EU-Energiebinnenmarkt: Bis zum Jahr 2020 soll mindestens der Stromverbund auf zehn Prozent der in der EU vorhandenen Erzeugungskapazitäten gesteigert werden. Eine Steigerung auf 15 Prozent wird bis zum Jahr 2030 in Aussicht gestellt. Insbesondere sollen Spanien, Portugal und die baltischen Staaten besser mit dem bestehenden europäischen Stromnetz verbunden werden.

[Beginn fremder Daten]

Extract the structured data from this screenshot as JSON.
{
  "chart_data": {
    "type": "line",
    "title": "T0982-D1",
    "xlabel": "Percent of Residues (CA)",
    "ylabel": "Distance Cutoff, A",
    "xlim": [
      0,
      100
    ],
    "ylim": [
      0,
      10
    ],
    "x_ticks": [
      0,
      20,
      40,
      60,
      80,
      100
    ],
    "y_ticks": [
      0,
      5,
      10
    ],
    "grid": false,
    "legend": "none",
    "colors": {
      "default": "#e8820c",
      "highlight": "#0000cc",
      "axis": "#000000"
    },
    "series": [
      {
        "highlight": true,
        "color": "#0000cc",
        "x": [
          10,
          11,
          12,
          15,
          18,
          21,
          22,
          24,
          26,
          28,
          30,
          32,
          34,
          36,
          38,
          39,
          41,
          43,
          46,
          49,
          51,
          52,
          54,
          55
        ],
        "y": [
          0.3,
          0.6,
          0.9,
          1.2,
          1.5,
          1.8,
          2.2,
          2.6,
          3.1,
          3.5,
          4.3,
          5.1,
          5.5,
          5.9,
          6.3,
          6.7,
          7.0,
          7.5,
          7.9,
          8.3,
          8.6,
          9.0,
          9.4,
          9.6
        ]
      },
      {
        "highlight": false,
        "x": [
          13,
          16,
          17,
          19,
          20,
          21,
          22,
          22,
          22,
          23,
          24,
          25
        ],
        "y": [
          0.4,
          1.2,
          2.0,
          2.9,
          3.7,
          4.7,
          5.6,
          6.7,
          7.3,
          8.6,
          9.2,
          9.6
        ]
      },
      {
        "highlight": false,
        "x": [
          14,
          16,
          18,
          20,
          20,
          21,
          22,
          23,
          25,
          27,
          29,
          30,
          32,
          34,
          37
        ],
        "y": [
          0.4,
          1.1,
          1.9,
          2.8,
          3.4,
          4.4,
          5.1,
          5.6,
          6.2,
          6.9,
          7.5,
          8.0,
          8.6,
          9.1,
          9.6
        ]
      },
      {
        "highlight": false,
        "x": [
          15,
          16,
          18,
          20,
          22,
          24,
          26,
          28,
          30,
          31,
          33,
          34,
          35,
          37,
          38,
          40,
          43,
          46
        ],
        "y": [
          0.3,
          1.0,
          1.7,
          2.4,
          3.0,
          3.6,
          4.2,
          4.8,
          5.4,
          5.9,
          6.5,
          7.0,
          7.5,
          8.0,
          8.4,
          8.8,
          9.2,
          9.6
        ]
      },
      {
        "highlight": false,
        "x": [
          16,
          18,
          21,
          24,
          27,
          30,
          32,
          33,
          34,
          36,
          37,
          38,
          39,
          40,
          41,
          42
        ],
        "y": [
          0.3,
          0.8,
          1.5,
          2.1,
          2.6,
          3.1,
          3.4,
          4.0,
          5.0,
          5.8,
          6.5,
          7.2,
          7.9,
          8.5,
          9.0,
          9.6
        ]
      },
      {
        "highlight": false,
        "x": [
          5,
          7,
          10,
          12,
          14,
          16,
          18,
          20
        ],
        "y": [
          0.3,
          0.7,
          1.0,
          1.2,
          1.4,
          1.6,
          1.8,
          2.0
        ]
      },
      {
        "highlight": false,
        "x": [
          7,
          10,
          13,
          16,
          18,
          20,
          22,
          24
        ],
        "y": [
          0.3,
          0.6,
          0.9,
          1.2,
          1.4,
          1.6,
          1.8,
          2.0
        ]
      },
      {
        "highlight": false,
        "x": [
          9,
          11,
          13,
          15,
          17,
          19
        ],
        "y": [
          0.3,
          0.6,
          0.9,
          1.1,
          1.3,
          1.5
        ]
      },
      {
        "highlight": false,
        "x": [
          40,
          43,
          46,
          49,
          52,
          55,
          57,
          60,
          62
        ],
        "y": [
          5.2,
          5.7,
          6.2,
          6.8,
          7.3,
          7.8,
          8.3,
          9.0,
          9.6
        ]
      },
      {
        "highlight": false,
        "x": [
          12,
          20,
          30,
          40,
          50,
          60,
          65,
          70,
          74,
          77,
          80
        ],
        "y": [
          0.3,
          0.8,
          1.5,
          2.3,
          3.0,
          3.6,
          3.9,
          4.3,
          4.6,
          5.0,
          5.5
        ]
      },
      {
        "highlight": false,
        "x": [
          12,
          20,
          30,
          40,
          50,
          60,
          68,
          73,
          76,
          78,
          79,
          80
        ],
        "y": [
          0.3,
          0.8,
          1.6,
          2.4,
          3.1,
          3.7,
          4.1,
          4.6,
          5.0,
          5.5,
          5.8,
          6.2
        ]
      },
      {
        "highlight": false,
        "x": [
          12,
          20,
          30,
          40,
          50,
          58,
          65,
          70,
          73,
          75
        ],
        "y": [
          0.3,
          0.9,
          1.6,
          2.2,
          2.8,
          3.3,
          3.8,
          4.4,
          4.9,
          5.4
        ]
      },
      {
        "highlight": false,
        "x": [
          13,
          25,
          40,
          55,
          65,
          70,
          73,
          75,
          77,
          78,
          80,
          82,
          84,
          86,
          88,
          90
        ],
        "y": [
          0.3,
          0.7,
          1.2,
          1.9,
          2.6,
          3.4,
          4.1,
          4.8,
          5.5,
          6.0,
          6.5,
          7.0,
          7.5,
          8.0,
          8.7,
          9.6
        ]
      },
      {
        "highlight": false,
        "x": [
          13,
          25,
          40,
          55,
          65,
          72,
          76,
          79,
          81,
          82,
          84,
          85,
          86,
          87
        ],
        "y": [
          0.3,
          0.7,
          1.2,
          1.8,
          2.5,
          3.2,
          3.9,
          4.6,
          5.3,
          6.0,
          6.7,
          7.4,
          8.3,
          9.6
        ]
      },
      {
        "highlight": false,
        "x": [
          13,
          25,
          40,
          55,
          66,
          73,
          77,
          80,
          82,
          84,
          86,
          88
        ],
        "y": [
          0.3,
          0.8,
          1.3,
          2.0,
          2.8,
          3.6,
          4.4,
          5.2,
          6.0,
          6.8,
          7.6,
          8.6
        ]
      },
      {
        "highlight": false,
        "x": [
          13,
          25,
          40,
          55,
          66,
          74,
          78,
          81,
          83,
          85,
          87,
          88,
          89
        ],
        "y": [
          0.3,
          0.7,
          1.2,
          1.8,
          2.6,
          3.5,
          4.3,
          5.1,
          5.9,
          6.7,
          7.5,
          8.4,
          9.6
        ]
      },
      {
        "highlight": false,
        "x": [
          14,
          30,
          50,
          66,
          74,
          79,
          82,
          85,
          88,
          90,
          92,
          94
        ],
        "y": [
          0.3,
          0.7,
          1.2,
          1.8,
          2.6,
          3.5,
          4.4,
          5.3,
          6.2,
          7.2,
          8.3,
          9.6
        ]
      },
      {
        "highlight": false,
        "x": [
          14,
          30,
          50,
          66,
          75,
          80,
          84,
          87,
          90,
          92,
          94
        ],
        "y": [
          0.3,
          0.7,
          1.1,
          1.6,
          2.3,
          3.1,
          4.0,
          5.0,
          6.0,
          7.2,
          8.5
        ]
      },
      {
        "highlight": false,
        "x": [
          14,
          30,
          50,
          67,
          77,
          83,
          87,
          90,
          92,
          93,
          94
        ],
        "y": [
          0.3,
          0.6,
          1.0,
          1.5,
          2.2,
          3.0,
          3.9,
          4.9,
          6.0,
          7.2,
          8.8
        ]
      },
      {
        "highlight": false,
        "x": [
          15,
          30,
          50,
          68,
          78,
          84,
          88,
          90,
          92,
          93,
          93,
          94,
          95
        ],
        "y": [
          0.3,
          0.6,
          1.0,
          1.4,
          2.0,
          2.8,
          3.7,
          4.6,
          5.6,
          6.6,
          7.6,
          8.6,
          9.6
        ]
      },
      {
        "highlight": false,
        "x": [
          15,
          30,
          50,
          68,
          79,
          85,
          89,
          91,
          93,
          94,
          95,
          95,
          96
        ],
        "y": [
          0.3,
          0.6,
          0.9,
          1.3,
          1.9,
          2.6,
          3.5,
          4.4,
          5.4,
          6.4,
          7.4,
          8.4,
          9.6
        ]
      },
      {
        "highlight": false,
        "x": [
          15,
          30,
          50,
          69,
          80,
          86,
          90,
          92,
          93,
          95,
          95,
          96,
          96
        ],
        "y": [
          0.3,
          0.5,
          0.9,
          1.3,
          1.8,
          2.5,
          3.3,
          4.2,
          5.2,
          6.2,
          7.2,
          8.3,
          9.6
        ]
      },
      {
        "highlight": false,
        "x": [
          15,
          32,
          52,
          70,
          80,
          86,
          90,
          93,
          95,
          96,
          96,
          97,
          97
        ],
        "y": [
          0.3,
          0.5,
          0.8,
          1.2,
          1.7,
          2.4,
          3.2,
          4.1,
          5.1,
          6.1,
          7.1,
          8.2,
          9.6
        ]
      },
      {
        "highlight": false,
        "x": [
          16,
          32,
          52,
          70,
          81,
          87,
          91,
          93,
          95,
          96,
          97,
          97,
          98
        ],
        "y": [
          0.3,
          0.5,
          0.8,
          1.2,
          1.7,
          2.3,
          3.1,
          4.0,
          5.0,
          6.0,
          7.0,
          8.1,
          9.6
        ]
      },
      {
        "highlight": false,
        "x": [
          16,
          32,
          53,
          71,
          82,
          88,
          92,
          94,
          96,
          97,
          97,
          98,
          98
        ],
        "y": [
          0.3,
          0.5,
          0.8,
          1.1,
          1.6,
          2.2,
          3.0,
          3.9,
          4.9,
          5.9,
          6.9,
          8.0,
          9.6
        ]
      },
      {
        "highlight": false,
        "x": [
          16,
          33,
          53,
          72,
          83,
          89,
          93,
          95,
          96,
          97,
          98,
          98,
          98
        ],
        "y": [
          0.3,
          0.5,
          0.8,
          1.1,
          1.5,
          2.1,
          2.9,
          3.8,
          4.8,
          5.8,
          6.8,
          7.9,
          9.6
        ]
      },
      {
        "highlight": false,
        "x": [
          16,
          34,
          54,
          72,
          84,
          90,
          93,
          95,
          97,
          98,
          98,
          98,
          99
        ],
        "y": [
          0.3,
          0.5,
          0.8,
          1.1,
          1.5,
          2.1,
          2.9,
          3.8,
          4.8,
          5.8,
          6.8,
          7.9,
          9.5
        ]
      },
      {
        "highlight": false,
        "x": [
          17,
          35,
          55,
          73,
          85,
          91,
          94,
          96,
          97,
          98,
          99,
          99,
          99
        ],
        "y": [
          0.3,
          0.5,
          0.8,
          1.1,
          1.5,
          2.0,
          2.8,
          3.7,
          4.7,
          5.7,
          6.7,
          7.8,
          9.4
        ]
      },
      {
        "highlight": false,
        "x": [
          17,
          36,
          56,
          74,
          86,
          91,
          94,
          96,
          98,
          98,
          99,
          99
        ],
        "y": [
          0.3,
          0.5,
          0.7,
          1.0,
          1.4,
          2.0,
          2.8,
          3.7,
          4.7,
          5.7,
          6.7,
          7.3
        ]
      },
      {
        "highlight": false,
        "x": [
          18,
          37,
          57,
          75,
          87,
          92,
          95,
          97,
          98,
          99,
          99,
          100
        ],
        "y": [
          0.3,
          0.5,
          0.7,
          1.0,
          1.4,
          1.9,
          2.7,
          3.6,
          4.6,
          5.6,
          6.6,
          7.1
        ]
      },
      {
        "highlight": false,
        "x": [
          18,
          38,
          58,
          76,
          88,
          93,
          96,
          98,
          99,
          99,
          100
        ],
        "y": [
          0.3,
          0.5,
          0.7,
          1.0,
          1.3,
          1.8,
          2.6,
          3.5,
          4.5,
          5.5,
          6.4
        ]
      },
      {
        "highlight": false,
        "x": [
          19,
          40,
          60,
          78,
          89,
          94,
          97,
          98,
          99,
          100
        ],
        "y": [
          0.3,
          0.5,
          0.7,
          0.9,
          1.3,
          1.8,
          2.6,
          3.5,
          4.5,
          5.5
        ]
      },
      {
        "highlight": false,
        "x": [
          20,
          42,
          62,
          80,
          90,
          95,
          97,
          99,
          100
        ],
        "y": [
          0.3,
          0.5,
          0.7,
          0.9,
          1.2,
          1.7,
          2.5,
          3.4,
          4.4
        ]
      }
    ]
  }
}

EU-Energieversorgungssicherheit: Es besteht eine Verständigung in Bezug auf einer vorrangigen Umsetzung kritischer Vorhaben von gemeinsamem Interesse im Gassektor. Dazu gehören unter anderen der Nord-Süd-Korridor, der südliche Gaskorridor, die Förderung eines neuen Gashubs in Südeuropa sowie grundlegende Infrastrukturvorhaben zur Erhöhung der Versorgungssicherheit Finnlands und der baltischen Staaten.

Neue Governance-Struktur: Grundsätzlich sollen die Mitgliedstaaten entsprechend ihrem nationalen Energiemix entscheiden können, in welchem Maß sie zur EU-Zielerreichung für den Ausbau der erneuerbaren Energien und die Steigerung der Energieeffizienz beitragen können. So ist es für die Mitgliedstaaten auch möglich, eigene ehrgeizigere nationale Ziele festzulegen und im Einklang mit den EU-Regeln für staatliche Beihilfen zu fördern. Seitens der Mitgliedstaaten ist eine regelmäßige Unterrichtung der Kommission notwendig. Die Kommission überprüft dann anhand bestimmter Indikatoren, ob die EU-Ziele erfüllt werden.

Die Koordinierung der nationalen Energiepolitiken und die regionale Zusammenarbeit zwischen den Mitgliedstaaten soll angereizt und erleichtert werden.